I was thinking some strategy very close to the gates so the debris couldn’t hit them?
Absolutely 100% true, as far as it goes. All you need now is to work out how the Romans avoided being hit on their way to that position, and how the Romans standing furthest from the gates were protected.
Gee, is THAT all?
Well, it might be more entertaimning tham TV !!
The solution has to have something to do with the shield defence but did the Romans ever come up against a fortress quite like that?
Frank Worrell and Ted Dexter were cricket captains of West Indies and England in the 1963 test match series played in England. West Indies won the series 3-1, their second series win in England following their first in 1959.
You are right. The solution does involve shields although it doesn’t depend on the type of fortress it was. I would guess that if they conquered so much of the known world, they must have come up against fortresses of every design during that period.
The Testudo as long as the rocks aren’t boulders.
100% correct, well done! To be honest, I share your doubts about whether the shields could stand boulders up to, say, 200lb, dropped from a great height. I suppose, though, that we just have to go along with the official solution.
How would they get 200 lb boulders up to the top anyway?
Fair point! When were cranes invented? Probably after the Romans, I suppose.
The Greeks, I think.
The Romans were excellent in finding ways to defeat their enemies. Thank the gods they didn’t have to count on me for a solution 🙂 I remember Frank Worrell. He was a Barbadian cricketer who became the captain of the West Indies Cricket Team. I don’t recall Ted Dexter.
You are absolutely correct about Frank Worrell, whose West Indies team toured England in 1963. Players from Guyana included Basil Butcher and Rohan Kanhai.
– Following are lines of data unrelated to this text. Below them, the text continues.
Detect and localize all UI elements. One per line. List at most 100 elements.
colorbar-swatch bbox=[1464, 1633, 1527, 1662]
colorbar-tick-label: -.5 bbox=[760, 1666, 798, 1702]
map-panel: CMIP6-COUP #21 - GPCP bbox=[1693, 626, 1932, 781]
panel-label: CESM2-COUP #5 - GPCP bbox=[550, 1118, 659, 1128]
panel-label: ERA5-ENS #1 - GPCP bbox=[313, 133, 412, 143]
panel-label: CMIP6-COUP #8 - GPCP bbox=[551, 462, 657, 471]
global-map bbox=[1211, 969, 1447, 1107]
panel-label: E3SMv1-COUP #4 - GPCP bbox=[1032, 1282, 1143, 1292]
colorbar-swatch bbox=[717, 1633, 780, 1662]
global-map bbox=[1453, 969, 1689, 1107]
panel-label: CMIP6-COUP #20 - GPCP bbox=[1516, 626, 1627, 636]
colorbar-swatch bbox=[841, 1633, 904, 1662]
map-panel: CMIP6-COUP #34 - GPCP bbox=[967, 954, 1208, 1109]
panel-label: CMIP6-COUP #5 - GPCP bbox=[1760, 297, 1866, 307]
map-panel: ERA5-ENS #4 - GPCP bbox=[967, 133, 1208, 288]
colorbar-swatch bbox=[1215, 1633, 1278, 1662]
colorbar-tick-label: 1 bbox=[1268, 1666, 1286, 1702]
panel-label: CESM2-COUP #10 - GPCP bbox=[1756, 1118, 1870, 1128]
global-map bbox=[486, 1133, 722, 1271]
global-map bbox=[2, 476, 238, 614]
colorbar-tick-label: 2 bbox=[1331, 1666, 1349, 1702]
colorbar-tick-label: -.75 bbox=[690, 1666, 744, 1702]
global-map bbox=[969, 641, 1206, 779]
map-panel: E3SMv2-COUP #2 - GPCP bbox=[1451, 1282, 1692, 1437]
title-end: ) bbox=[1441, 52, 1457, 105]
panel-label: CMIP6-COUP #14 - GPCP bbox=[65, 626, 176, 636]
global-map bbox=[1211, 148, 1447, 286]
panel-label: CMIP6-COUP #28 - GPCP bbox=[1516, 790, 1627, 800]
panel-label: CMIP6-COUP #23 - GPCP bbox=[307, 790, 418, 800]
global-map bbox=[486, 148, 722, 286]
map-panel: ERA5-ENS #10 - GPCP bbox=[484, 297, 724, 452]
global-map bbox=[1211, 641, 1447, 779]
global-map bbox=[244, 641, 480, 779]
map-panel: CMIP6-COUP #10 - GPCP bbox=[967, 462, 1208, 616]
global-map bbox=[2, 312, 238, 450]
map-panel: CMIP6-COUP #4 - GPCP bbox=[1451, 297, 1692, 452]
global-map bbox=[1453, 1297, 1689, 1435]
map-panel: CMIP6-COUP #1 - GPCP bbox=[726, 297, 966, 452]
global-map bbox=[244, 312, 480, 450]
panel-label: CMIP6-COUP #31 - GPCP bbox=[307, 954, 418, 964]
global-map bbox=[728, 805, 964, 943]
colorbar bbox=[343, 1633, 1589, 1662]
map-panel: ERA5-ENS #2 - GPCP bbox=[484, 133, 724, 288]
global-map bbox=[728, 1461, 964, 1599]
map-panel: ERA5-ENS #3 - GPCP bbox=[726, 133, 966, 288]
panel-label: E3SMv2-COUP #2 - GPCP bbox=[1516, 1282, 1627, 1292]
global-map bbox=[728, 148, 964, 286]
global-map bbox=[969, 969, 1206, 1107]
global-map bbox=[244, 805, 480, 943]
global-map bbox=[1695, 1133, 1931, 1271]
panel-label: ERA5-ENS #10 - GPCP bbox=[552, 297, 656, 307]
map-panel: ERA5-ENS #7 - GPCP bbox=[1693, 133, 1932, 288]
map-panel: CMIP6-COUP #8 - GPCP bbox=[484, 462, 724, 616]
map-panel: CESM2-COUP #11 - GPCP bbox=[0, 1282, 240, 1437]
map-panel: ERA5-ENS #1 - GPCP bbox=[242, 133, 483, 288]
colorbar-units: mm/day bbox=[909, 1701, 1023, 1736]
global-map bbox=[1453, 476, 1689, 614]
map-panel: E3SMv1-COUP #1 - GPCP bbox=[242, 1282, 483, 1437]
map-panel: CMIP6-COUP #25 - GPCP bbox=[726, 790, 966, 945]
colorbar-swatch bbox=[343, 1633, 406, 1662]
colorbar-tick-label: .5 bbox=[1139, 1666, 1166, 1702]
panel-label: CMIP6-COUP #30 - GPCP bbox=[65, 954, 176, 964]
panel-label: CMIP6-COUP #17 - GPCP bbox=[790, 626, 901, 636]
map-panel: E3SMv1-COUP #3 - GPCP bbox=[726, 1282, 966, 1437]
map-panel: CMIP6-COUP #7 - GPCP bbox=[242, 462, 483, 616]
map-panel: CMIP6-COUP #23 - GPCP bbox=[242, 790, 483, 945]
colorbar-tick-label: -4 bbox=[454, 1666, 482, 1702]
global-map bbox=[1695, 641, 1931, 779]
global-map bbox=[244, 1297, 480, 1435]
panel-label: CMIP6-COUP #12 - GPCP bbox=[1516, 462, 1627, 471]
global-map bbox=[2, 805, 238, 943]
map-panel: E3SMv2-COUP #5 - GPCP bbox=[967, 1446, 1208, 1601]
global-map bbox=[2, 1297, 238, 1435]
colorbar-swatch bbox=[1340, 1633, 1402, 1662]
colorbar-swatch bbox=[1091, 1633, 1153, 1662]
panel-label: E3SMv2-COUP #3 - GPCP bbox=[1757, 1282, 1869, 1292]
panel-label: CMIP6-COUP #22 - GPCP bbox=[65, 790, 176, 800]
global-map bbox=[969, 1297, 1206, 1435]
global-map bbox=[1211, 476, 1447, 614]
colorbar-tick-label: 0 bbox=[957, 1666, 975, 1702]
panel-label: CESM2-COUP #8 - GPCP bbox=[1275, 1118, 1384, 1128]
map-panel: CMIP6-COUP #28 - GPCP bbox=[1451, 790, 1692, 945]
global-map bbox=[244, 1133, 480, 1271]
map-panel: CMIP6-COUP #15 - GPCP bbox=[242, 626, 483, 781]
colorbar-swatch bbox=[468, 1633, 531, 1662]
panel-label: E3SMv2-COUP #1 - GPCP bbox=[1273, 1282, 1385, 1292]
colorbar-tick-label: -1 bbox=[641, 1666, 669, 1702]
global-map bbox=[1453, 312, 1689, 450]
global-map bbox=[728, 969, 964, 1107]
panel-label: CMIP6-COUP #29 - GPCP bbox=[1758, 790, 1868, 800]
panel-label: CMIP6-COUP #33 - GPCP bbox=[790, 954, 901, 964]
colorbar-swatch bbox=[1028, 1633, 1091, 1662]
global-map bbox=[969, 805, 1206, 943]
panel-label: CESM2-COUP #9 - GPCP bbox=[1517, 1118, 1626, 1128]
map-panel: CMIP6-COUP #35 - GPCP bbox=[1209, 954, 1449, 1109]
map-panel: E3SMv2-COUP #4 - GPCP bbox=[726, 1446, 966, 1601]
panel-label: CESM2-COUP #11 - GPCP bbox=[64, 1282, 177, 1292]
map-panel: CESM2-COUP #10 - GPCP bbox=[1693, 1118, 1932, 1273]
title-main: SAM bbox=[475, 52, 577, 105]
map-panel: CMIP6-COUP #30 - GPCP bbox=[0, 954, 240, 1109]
Ted Dexter was the captain of England who were totally outclassed and easily beaten by the Wesy Indies.
Finally, I think you are safe now. The chances of a Roman general ever asking you for advice about how to conduct a battle or a siege must be minimal, given that you live in California in the 21st century.
The Romans built a roof over a battering ram that was on wheels. The roof material protected the men pushing the ram from arrows and most things you could throw by hand. Also, if I recall correctly, the Romans did have a design of a catapult that could be used to hit the door and those on the battlements doing the throwing of things.
Personally, this a situation where I’d call in an air strike and only charge in after the walls had lots of holes and the defenders were taking cover. Now if the air force wasn’t available, a few howitzers and mortars would do the trick …
The Romans were famous for their shielding abilities. They must have figured out a way to advance by covering themselves with interlocking shields. That’s what comes to my mind.
And that is more or less the correct answer, Amy. Well done!
I suppose that you’re right there, Lakshmi. It was a different era, well over two thousand years ago.